De son côté, l’experte en coaching Jill Isenstadt organise des thérapies en ligne pour combattre cette peur. La spécialiste demande à ses patient·e·s d’identifier précisément leurs pensées anxieuses pour mieux les inciter à concevoir l’absurdité de cette crainte du téléphone. “Nous aidons leur esprit à réaliser que c’est OK de téléphoner, que ce n’est pas dangereux”, détaille-t-elle à la BBC. Ce faisant, la coach incite à hiérarchiser les appels. Elle aide ses patient·e·s téléphobes à tenter des coups de fil de moindre importance – commander une pizza par exemple – pour mieux les aider à se préparer mentalement aux appels plus majeurs. Pas bête.

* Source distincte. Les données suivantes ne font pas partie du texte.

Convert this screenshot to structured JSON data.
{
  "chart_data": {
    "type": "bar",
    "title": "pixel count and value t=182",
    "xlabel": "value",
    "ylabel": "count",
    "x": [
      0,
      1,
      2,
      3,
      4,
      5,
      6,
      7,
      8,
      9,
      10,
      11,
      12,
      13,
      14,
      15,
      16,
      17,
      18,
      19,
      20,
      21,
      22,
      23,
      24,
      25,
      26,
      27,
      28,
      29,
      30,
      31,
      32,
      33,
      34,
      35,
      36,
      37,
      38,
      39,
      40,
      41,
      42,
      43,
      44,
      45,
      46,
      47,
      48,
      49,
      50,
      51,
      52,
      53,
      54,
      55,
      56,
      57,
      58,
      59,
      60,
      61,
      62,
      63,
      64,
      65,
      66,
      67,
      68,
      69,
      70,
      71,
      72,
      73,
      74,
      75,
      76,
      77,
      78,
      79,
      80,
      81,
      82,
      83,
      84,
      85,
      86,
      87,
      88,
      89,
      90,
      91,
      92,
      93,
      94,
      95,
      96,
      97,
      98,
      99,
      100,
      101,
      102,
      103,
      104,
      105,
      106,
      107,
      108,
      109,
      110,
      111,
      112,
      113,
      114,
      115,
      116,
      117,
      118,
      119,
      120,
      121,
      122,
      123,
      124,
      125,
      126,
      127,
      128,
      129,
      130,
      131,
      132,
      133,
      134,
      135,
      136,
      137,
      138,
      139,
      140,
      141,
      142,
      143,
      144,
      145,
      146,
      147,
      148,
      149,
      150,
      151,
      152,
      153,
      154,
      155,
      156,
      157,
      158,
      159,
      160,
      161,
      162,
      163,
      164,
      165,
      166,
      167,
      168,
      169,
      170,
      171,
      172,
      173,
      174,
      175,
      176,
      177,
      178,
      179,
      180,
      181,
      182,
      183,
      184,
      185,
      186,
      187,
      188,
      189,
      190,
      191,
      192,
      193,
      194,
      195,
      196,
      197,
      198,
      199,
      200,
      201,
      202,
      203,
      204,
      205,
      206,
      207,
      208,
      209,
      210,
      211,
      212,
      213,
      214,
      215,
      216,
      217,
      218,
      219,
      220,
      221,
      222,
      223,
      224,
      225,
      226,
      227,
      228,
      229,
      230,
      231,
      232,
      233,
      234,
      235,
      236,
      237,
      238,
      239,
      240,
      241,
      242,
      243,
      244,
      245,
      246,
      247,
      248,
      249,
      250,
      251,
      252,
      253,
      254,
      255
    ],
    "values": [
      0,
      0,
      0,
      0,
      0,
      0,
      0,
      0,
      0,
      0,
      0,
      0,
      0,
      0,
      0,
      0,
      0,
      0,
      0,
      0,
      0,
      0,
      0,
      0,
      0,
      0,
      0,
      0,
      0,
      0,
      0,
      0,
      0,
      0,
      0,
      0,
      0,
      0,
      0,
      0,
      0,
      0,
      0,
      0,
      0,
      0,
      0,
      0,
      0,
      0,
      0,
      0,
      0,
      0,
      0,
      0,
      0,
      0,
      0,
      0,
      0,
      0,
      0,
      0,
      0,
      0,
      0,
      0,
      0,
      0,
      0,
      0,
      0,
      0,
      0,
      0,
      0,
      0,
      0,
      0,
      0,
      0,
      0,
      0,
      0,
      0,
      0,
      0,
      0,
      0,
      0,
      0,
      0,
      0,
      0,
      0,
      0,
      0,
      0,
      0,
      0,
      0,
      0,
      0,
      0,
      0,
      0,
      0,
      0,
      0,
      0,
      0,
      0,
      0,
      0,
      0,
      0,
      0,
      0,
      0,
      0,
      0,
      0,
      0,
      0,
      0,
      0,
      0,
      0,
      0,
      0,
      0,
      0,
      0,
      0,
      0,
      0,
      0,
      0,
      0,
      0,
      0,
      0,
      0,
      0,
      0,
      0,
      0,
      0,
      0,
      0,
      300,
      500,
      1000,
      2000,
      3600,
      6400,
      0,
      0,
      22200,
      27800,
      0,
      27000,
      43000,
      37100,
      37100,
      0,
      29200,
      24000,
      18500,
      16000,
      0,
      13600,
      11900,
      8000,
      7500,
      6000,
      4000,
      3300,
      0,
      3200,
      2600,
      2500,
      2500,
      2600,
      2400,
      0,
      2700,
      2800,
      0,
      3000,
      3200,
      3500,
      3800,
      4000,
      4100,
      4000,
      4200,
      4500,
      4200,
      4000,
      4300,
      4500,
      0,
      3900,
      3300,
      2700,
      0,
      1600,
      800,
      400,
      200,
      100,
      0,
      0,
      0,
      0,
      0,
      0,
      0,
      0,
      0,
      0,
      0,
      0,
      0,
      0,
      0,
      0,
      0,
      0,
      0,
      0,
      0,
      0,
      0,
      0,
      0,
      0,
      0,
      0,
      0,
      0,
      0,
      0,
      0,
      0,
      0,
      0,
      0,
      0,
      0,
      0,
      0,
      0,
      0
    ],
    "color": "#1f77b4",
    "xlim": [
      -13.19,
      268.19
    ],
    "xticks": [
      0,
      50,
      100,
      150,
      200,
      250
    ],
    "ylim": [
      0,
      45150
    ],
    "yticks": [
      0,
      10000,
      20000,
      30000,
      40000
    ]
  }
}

Mais c’est principalement du côté des sites professionnels que les solutions se multiplient. Et pour cause, nombreux·ses sont les conseillers et conseillères téléphoniques à craindre… leur principal outil de travail ! Plutôt problématique. Le site spécialisé Entrepreneur.com leur recommande ainsi de rester le plus pragmatique possible (“Les pires scénarios que vous avez imaginés avant un appel ne se produiront probablement pas, et s’ils se produisent, ils se produiront de toute façon”, nous dit-on) et de privilégier un relativisme bienvenu. Comprendre : se dire que “ce n’est qu’un appel”, rien de plus.

Autre astuce : se mettre dans un état d’esprit suffisamment positif pour gérer cet appel. On peut se dire qu’un bon thé ou qu’une atmosphère calme apaisent notre esprit et l’aident à se préparer à l’éventualité d’un appel – ce qui ne rendra ce dernier que meilleur. Hiérarchiser, relativiser, et bien se préparer : trois règles d’or pour mieux affronter cette peur qui nous tutoie à l’autre bout du fil.